Wellington ice cream shop Kaffee Eis announced last week that it will no longer use the Paywave system after being stung with $20,000 in fees in just over a year.
Managing director Karl Tiefenbacher said that merchant fees had been more than they expected, and that “the second that we saw the numbers” he decided to drop the service.
"It means that the costs we are paying just way outweigh the benefits of having Paywave," Tiefenbacher said.
He also said that so far consumer feedback has been positive, and that most customers were aware of Paywave fees.
“Customers want to be able to pay using their cards, and increasingly want to be able to use contactless cards or things like ApplePay to make their purchases," said Retail NZ's general manager of public affairs Greg Hartford. “New Zealand retailers typically don't pay for standard Eftpos transactions, while they do pay a fee every time a customer uses a credit card or a contactless debit card. “Many retailers have chosen not to accept contactless payments because there is a cost for them in doing so, while there is no cost if that debit card is inserted into a machine and treated like an Eftpos transaction.”

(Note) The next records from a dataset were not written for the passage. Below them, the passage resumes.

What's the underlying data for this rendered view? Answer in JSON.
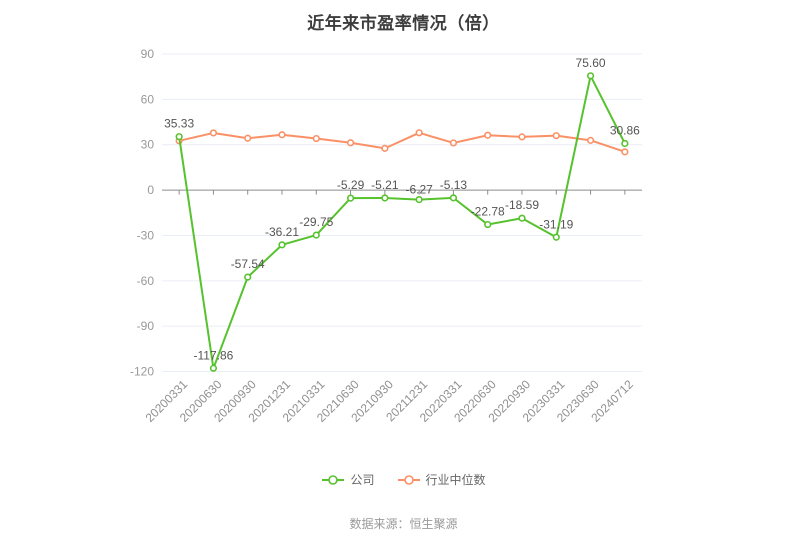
{
  "title": "近年来市盈率情况（倍）",
  "source": "数据来源：恒生聚源",
  "chart_data": {
    "type": "line",
    "title": "近年来市盈率情况（倍）",
    "categories": [
      "20200331",
      "20200630",
      "20200930",
      "20201231",
      "20210331",
      "20210630",
      "20210930",
      "20211231",
      "20220331",
      "20220630",
      "20220930",
      "20230331",
      "20230630",
      "20240712"
    ],
    "series": [
      {
        "name": "公司",
        "color": "#56c22d",
        "labeled": true,
        "values": [
          35.33,
          -117.86,
          -57.54,
          -36.21,
          -29.75,
          -5.29,
          -5.21,
          -6.27,
          -5.13,
          -22.78,
          -18.59,
          -31.19,
          75.6,
          30.86
        ]
      },
      {
        "name": "行业中位数",
        "color": "#f99066",
        "labeled": false,
        "values": [
          32.6,
          37.8,
          34.3,
          36.6,
          34.1,
          31.3,
          27.6,
          37.9,
          31.2,
          36.3,
          35.2,
          36.0,
          32.9,
          25.3
        ]
      }
    ],
    "y_ticks": [
      90,
      60,
      30,
      0,
      -30,
      -60,
      -90,
      -120
    ],
    "ylim": [
      -120,
      90
    ],
    "grid": true,
    "legend_position": "bottom",
    "x_label_rotation": 45
  },
  "style": {
    "grid_color": "#e9eef5",
    "zero_axis_color": "#8c8c8c",
    "axis_label_color": "#999999",
    "data_label_color": "#555555"
  }
}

Other companies have tackled the issue with novel solutions. MOJO Coffee developed an app with a unique QR code for each customer, linked to their card, that they can scan at the counter. “If we rolled [Paywave] out it would be over $100,000 a year for us, probably $150,000,” said MOJO general manager Katy Ellis. “[The app] makes it really easy for customers ... they don't have to worry about having their wallet with them.”
While MOJO has Paywave at a few location, Ellis said there is no intention of rolling it out any further.

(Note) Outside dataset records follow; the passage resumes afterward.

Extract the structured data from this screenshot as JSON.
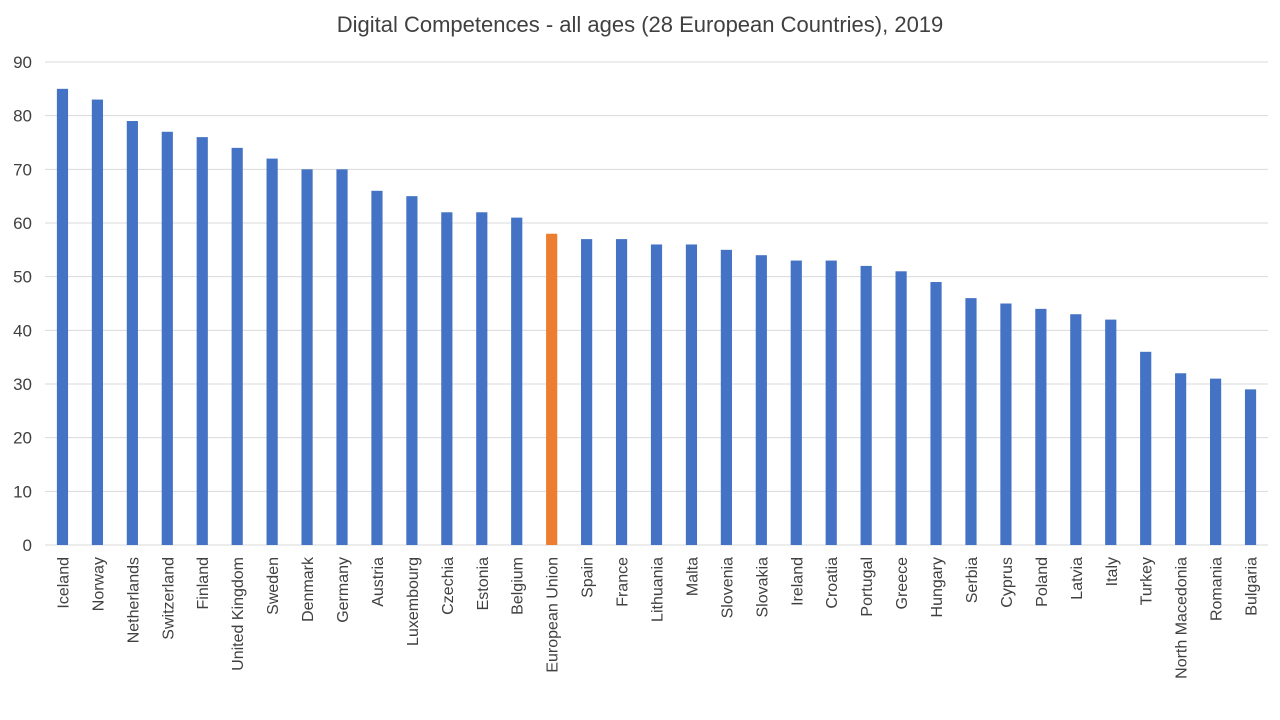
{
  "chart_data": {
    "type": "bar",
    "title": "Digital Competences - all ages (28 European Countries), 2019",
    "categories": [
      "Iceland",
      "Norway",
      "Netherlands",
      "Switzerland",
      "Finland",
      "United Kingdom",
      "Sweden",
      "Denmark",
      "Germany",
      "Austria",
      "Luxembourg",
      "Czechia",
      "Estonia",
      "Belgium",
      "European Union",
      "Spain",
      "France",
      "Lithuania",
      "Malta",
      "Slovenia",
      "Slovakia",
      "Ireland",
      "Croatia",
      "Portugal",
      "Greece",
      "Hungary",
      "Serbia",
      "Cyprus",
      "Poland",
      "Latvia",
      "Italy",
      "Turkey",
      "North Macedonia",
      "Romania",
      "Bulgaria"
    ],
    "values": [
      85,
      83,
      79,
      77,
      76,
      74,
      72,
      70,
      70,
      66,
      65,
      62,
      62,
      61,
      58,
      57,
      57,
      56,
      56,
      55,
      54,
      53,
      53,
      52,
      51,
      49,
      46,
      45,
      44,
      43,
      42,
      36,
      32,
      31,
      29
    ],
    "ylim": [
      0,
      90
    ],
    "yticks": [
      0,
      10,
      20,
      30,
      40,
      50,
      60,
      70,
      80,
      90
    ],
    "xlabel": "",
    "ylabel": "",
    "grid": true,
    "legend": "none",
    "colors": {
      "default": "#4472C4",
      "highlight": "#ED7D31",
      "grid": "#D9D9D9"
    },
    "highlight_category": "European Union"
  }
}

“Some people would say it generates quicker sales and things like that, but we haven't really seen much evidence of that.”
Kaffee Eis is not the first food outlet to drop Paywave, nor are they the biggest. Burger King made waves last year when it decided to also stop offering the service due to “exorbitant bank charges.”
“Merchant service fees in New Zealand are too high,” Hartford said at the time. “There’s no obvious reason for charges here to be two or three times more than in Australia or the UK.”
“Visa and Mastercard have both taken steps to reduce some interchange rates, but there hasn’t been enough time to assess how much the interchange reductions have impacted overall merchant service fees paid by retailers,” he said. “We expect that, even with the changes, rates in New Zealand will still be higher than in Australia and the UK.”
In a speech to the Payments NZ Conference last year, Minister of Commerce and Consumer Affairs Kris Faafoi acknowledged that while they adversely impact smaller businesses, both Visa and Mastercard had taken steps in 2018 to make interchange rates fairer.
“I do not think further increases are in the interests of consumers or the wider economy,” Faafoi said. “I have chosen not to go down the route of Australia or the European Union in respect of regulating interchange fees. However, that option remains very much on the table, particularly if I were to see fees increase again.” He also demanded an ongoing commitment from banks and schemes to increase the transparency of costs associated with retail payments and continuing to educate merchants.
A report from the Commerce Commission in 2013 concluded that interchange fees would continue to rise but didn’t find any reason to intervene, opting to recommend “alternative regulatory intervention.”
Retail NZ estimates the hidden cost of payment systems to be around $380m every year, and forecast a rise to $711 million by 2025. However, the Bankers Association disputes these numbers. “Whether or not retailers choose to pass those costs on to consumers is up to them,” said chief executive Karen Scott-Howman. “It’s inaccurate to say that all retailers raise their prices to cover those costs. Some may do so, while others may absorb it as a cost of doing business.” She also noted that countries where fees have been regulated saw no reductions passed on to the consumer.